Résidant à Ottawa, Gertha et Michel constituent en quelque sorte un «satellite» de l’AQANU-Outaouais, poursuivant inlassablement le même objectif, celui de venir en aide à leur pays d’origine.
Retournons en Haïti et dans le temps pour camper les racines de leur couple et de leur mission.
Souvent, sur ce chemin menant au lycée de Jérémie, Gertha et Michel marchaient ensemble, sous haute surveillance, précise Gertha, expliquant que sa mère, veuve, prenait bien à cœur la sécurité de ses sept enfants.
En 1970, comme bien d’autres étudiants, Michel fuyait la dictature de Papa Doc, s’installant d’abord chez un ami à Montréal pour ensuite se diriger vers Ottawa afin d’y poursuivre ses études. Retraité depuis 16 ans, Michel a enseigné le français langue seconde pendant 30 ans au niveau élémentaire du Carleton Catholic School Board.

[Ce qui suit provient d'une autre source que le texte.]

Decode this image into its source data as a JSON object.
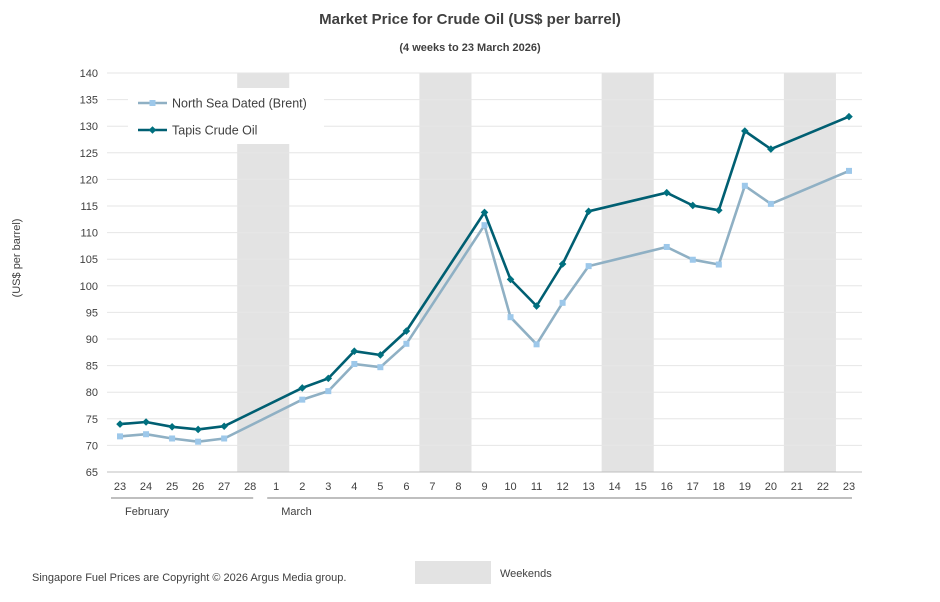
{
  "chart_data": {
    "type": "line",
    "title": "Market Price for Crude Oil (US$ per barrel)",
    "subtitle": "(4 weeks to 23 March 2026)",
    "ylabel": "(US$ per barrel)",
    "ylim": [
      65,
      140
    ],
    "ystep": 5,
    "categories": [
      "23",
      "24",
      "25",
      "26",
      "27",
      "28",
      "1",
      "2",
      "3",
      "4",
      "5",
      "6",
      "7",
      "8",
      "9",
      "10",
      "11",
      "12",
      "13",
      "14",
      "15",
      "16",
      "17",
      "18",
      "19",
      "20",
      "21",
      "22",
      "23"
    ],
    "month_groups": [
      {
        "label": "February",
        "start": 0,
        "end": 5
      },
      {
        "label": "March",
        "start": 6,
        "end": 28
      }
    ],
    "weekend_bands": [
      [
        5,
        6
      ],
      [
        12,
        13
      ],
      [
        19,
        20
      ],
      [
        26,
        27
      ]
    ],
    "weekend_label": "Weekends",
    "series": [
      {
        "name": "North Sea Dated (Brent)",
        "color": "#8fb0c4",
        "marker_color": "#9dc8ea",
        "marker": "square",
        "values": [
          71.7,
          72.1,
          71.3,
          70.7,
          71.3,
          null,
          null,
          78.6,
          80.2,
          85.3,
          84.7,
          89.1,
          null,
          null,
          111.4,
          94.1,
          89.0,
          96.8,
          103.7,
          null,
          null,
          107.3,
          104.9,
          104.0,
          118.8,
          115.4,
          null,
          null,
          121.6
        ]
      },
      {
        "name": "Tapis Crude Oil",
        "color": "#005f72",
        "marker_color": "#00707f",
        "marker": "diamond",
        "values": [
          74.0,
          74.4,
          73.5,
          73.0,
          73.6,
          null,
          null,
          80.8,
          82.6,
          87.7,
          87.0,
          91.5,
          null,
          null,
          113.8,
          101.2,
          96.2,
          104.1,
          114.0,
          null,
          null,
          117.5,
          115.1,
          114.2,
          129.1,
          125.7,
          null,
          null,
          131.8
        ]
      }
    ]
  },
  "footer": {
    "copyright": "Singapore Fuel Prices are Copyright © 2026 Argus Media group."
  }
}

Un an plus tard, au milieu des pleurs de sa mère, Gertha a quitté aussi Haïti à la fin de sa 12e année. Sa marraine vivant à Ottawa lui offrait la possibilité de s’y installer et d’occuper un emploi de bonne d’enfants. «J’avais 18 ans.»
Le couple se marie en 1972, la noce étant organisée par des amis à Montréal.

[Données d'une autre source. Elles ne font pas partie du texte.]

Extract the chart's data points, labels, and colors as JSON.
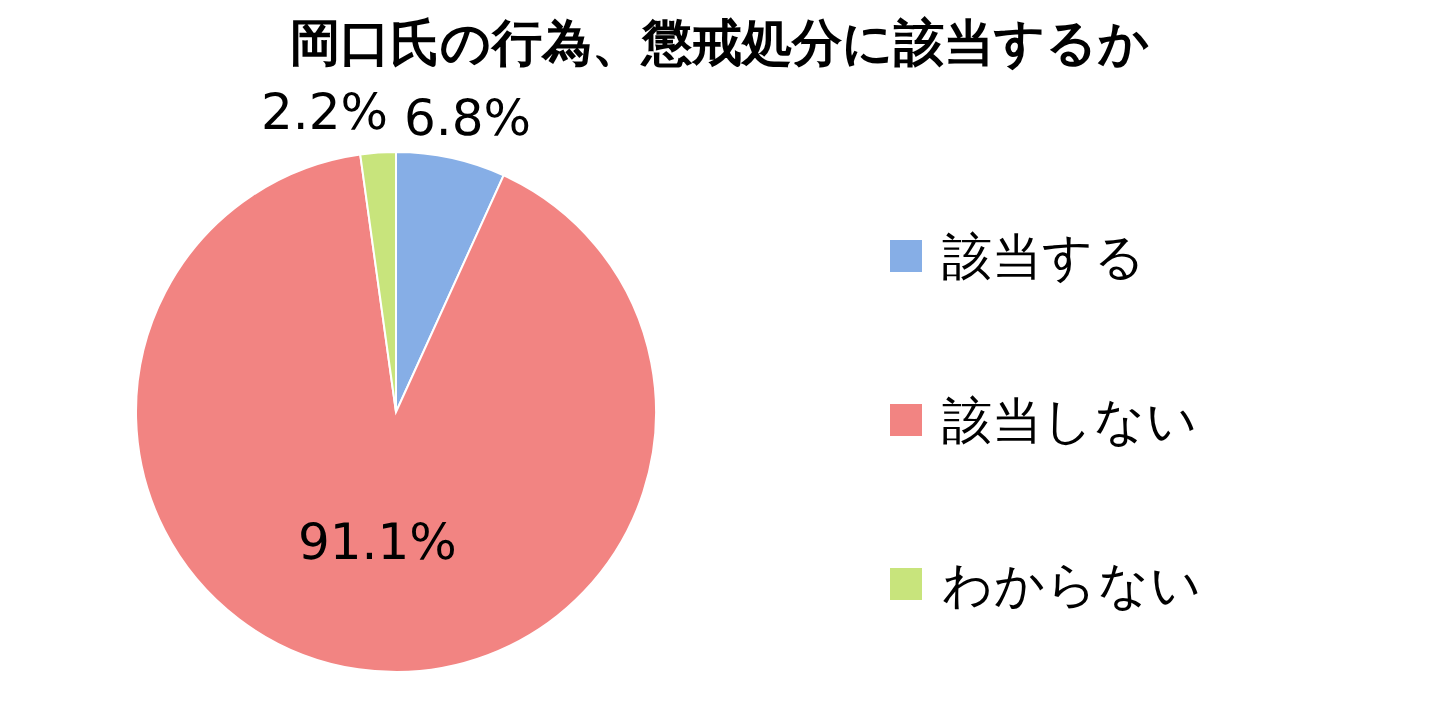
{
  "chart_data": {
    "type": "pie",
    "title": "岡口氏の行為、懲戒処分に該当するか",
    "categories": [
      "該当する",
      "該当しない",
      "わからない"
    ],
    "values": [
      6.8,
      91.1,
      2.2
    ],
    "value_labels": [
      "6.8%",
      "91.1%",
      "2.2%"
    ],
    "colors": [
      "#86aee6",
      "#f28482",
      "#c8e47c"
    ],
    "legend": "right"
  }
}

De retour à Ottawa, pendant que Michel étudie puis enseigne, Gertha occupe toutes sortes de métiers, racontant son sinueux parcours, disant qu’il faut parler du «cheminement typique d’une immigrante».
Sans aucune expérience et sans maîtriser un mot d’anglais à son arrivée au Canada, elle a occupé des emplois de préposée de nuit dans un centre d’hébergement et d’aide-cuisinière dans un autre, gardant en tête l’objectif de retourner aux études, rêvant de devenir infirmière.
Sa marraine enseignant au Collège Algonquin, elle s’y inscrit, mais dans un programme de conseillère en déficience mentale.
Elle parvient à concilier famille – le couple a donné naissance à trois filles – travail et études puisqu’elle a obtenu un baccalauréat, puis une maîtrise en travail social et une seconde maîtrise à l’Université d’Ottawa en counselling éducationnel.
Elle a œuvré à la Société de l’aide à l’enfance, à la Ville d’Ottawa, au nouveau conseil scolaire francophone et, enfin, à l’Université du Québec-Outaouais d’où elle a pris sa retraite comme chargée de cours il y a près de 3 ans.
Le séisme de 2010 en Haïti a ébranlé le couple. Il s’y trouvait d’ailleurs, venant tout juste de débarquer à Port-au-Prince. «My God, il y avait des morts partout!», s’exclame Gertha. Bouleversée, elle n’a pas voulu s’attarder en Haïti, contrairement à son mari qui s’est rendu à Corail.
Soucieux du sort des enfants ayant perdu leurs parents, Michel et Gertha ont d’abord entamé des démarches afin que les petits d’âge scolaire puissent se réfugier à l’orphelinat de Jérémie. Tout en continuant de s’occuper de cet orphelinat, le couple a toutefois constaté qu’il valait mieux soutenir les écoliers là où ils se trouvent. «Ils n’étaient pas heureux à l’orphelinat», dit Michel.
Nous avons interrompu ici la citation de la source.